You can look through any Demographic and Health Survey you like, where you will find numerous tables about sexual behavior, family life, people’s ability to recall selective tidbits about HIV, etc, but you will not find a country where a large number of people have lots of sexual partners, or engage in sexual activities considered to be unsafe.
In addition, the circularity mentioned above comes across very clearly in Hankins’ invective: HIV prevalence is high because rates of ‘unsafe’ sexual behavior are high, and we know about sexual behavior because HIV prevalence is high. Hankins clearly believes all these prejudices that she expresses about sexual behavior among ‘Africans’!

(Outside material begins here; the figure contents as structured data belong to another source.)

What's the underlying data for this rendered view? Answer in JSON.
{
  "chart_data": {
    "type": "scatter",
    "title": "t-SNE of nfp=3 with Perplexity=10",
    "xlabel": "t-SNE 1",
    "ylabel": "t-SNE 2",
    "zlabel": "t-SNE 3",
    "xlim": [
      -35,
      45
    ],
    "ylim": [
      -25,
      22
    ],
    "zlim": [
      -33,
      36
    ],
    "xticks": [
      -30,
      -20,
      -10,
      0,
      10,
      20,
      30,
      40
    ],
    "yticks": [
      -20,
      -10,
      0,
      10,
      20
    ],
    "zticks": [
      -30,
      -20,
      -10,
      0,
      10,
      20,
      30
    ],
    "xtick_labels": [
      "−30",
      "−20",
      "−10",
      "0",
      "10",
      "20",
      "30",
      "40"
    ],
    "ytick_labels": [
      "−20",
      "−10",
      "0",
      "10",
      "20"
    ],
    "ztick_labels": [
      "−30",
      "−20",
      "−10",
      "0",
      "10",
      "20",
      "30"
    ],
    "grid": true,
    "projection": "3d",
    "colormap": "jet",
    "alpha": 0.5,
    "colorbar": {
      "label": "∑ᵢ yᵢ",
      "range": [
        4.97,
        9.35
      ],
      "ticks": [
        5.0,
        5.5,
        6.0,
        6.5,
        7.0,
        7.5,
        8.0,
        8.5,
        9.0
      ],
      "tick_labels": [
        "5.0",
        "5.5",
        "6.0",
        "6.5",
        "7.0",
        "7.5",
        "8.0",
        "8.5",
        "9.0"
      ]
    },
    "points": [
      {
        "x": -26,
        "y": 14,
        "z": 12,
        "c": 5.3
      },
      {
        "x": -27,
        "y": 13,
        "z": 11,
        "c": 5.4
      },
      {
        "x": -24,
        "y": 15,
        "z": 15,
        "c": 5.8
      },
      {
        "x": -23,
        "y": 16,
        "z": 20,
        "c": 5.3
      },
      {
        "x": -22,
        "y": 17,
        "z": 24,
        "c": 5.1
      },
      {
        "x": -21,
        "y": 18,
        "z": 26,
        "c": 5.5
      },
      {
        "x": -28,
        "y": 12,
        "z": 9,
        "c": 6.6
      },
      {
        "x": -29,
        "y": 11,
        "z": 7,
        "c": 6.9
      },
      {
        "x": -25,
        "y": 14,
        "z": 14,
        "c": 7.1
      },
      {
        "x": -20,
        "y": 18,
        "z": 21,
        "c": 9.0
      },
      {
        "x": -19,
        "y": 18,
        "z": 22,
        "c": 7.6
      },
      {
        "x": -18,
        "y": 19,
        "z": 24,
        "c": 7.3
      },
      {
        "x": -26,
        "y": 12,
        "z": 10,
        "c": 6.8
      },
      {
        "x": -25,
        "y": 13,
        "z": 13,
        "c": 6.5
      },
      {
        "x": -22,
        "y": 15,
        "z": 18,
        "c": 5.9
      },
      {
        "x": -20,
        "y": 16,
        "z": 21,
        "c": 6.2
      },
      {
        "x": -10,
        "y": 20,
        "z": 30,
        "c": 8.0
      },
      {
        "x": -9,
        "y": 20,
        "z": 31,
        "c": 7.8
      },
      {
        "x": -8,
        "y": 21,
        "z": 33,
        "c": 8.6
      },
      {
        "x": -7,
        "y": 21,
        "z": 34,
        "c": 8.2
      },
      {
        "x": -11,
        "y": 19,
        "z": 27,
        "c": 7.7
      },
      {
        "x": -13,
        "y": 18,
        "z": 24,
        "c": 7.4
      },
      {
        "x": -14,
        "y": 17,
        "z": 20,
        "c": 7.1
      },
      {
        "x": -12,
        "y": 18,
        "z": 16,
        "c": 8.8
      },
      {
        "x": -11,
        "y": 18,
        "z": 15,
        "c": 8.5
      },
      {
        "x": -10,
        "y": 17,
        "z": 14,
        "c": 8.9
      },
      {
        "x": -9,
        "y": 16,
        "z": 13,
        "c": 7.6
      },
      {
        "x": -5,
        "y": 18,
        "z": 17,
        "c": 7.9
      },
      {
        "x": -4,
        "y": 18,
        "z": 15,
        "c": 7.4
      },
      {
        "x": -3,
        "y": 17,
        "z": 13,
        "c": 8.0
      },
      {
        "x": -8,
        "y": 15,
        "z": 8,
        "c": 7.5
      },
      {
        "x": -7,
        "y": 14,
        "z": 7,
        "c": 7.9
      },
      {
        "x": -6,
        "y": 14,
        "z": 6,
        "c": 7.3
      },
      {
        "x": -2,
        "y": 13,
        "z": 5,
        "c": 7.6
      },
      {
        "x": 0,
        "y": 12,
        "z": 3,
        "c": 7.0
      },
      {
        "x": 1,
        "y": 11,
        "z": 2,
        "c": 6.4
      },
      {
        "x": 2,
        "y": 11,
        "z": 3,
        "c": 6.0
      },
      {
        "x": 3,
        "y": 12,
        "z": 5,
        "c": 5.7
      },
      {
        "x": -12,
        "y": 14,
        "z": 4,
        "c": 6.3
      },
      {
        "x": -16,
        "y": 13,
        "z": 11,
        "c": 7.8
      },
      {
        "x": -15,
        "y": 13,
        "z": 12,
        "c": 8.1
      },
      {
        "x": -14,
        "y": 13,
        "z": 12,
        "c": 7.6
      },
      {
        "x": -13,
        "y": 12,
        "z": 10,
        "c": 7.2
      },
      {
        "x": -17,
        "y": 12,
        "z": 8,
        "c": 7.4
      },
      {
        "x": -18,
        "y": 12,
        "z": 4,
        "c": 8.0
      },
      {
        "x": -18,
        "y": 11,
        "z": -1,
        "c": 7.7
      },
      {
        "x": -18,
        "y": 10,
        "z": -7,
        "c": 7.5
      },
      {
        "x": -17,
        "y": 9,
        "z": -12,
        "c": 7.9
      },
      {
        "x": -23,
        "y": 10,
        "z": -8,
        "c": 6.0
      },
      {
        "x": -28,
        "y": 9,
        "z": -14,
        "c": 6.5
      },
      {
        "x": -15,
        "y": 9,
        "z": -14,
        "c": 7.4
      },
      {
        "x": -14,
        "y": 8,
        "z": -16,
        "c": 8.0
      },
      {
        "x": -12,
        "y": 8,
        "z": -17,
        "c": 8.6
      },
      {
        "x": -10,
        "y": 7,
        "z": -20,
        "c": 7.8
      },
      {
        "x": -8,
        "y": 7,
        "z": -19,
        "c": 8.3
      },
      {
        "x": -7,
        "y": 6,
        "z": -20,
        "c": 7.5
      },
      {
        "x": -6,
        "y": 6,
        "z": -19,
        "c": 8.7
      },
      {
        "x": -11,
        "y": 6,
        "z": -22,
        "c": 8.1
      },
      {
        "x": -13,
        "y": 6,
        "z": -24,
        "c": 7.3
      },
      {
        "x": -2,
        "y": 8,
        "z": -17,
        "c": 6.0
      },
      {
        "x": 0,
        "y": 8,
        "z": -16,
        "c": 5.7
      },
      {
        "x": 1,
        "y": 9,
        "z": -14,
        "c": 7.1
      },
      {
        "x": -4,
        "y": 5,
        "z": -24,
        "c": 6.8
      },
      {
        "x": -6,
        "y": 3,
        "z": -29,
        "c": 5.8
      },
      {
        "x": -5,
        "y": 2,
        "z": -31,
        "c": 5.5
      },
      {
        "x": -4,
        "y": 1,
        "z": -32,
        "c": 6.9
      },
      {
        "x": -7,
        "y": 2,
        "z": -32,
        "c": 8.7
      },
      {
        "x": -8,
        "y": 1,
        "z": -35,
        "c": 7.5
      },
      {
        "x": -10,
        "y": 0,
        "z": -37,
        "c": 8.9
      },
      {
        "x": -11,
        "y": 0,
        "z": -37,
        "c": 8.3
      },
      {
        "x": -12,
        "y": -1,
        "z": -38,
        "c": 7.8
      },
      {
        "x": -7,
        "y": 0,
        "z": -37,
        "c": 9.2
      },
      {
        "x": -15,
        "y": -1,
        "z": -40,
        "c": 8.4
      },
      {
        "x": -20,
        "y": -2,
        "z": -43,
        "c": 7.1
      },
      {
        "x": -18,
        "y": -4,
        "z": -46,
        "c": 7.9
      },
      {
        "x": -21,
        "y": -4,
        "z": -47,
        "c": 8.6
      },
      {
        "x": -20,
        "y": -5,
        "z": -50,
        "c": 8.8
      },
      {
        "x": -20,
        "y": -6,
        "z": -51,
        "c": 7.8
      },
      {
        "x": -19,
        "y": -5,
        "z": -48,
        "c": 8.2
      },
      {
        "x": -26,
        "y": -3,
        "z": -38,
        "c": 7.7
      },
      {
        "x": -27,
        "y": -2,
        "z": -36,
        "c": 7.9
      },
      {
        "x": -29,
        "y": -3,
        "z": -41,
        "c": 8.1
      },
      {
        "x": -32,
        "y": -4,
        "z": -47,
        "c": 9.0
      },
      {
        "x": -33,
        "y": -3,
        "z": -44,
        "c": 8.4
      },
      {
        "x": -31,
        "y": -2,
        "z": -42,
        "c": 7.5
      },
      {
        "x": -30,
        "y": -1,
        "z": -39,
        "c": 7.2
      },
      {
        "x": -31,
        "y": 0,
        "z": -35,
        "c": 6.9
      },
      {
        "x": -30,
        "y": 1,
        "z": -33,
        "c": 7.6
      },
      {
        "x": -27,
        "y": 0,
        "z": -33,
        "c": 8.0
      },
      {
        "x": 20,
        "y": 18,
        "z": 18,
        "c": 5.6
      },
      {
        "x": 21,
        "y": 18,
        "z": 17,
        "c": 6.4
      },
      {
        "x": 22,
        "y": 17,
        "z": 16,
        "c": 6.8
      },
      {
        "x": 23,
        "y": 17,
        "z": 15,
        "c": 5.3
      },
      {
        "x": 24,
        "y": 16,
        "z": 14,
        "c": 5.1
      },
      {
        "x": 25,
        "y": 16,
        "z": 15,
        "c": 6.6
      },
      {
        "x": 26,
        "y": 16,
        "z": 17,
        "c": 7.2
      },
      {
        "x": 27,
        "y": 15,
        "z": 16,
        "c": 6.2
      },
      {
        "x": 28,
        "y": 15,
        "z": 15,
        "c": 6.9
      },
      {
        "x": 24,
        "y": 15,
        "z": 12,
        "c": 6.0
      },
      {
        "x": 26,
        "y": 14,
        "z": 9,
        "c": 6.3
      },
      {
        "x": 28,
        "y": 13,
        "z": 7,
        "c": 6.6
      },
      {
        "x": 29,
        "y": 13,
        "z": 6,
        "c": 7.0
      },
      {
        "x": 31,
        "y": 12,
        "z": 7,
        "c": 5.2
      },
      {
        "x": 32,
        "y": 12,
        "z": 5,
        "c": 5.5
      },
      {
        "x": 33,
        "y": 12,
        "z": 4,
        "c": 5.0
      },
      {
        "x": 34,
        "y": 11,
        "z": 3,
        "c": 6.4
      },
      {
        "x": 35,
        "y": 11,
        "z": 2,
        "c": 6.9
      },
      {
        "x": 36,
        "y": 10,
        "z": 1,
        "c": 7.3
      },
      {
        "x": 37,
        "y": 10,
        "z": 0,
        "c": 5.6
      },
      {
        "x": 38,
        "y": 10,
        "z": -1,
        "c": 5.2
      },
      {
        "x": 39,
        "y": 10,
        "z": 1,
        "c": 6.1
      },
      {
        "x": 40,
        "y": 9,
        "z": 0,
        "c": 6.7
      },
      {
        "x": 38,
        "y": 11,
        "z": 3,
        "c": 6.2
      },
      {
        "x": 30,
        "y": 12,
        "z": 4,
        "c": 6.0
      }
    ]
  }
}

Three countries account for about one third of all HIV positive people, globally; South Africa (6.8m), Nigeria (3.2m) and India (2m). The same three countries also accounted for more than half of all aids-related deaths in the past few years. It is notable that prevalence is low in India, at less than 0.3%. This compares to about 3% prevalence in Nigeria, and about 19% in South Africa, more than 60 times higher than in India (and it can rise to well over 100 times higher in certain demographics).
Whatever is behind the huge rates of HIV transmission in these countries, which tend to be concentrated in certain geographical areas and populations, it is likely to be something that is amenable to scrutiny, whether it involves the copious quantities of sex that UNAIDS would claim, or something else, for example, dangerously low standards of hygiene and infection control in some health facilities.
Hankins seems intent on mimicking the media approach to HIV, concentrating on relatively rare and infrequent phenomena (deliberate transmission, ‘virgin cures’, fake healers, ‘traditional’ practices, etc), but failing to notice the appalling conditions in healthcare in some of the areas worst hit by HIV. What is it that is deflecting attention from everyday phenomena, allowing such extreme views to prevail, but failing to reduce infections in the worst hit areas?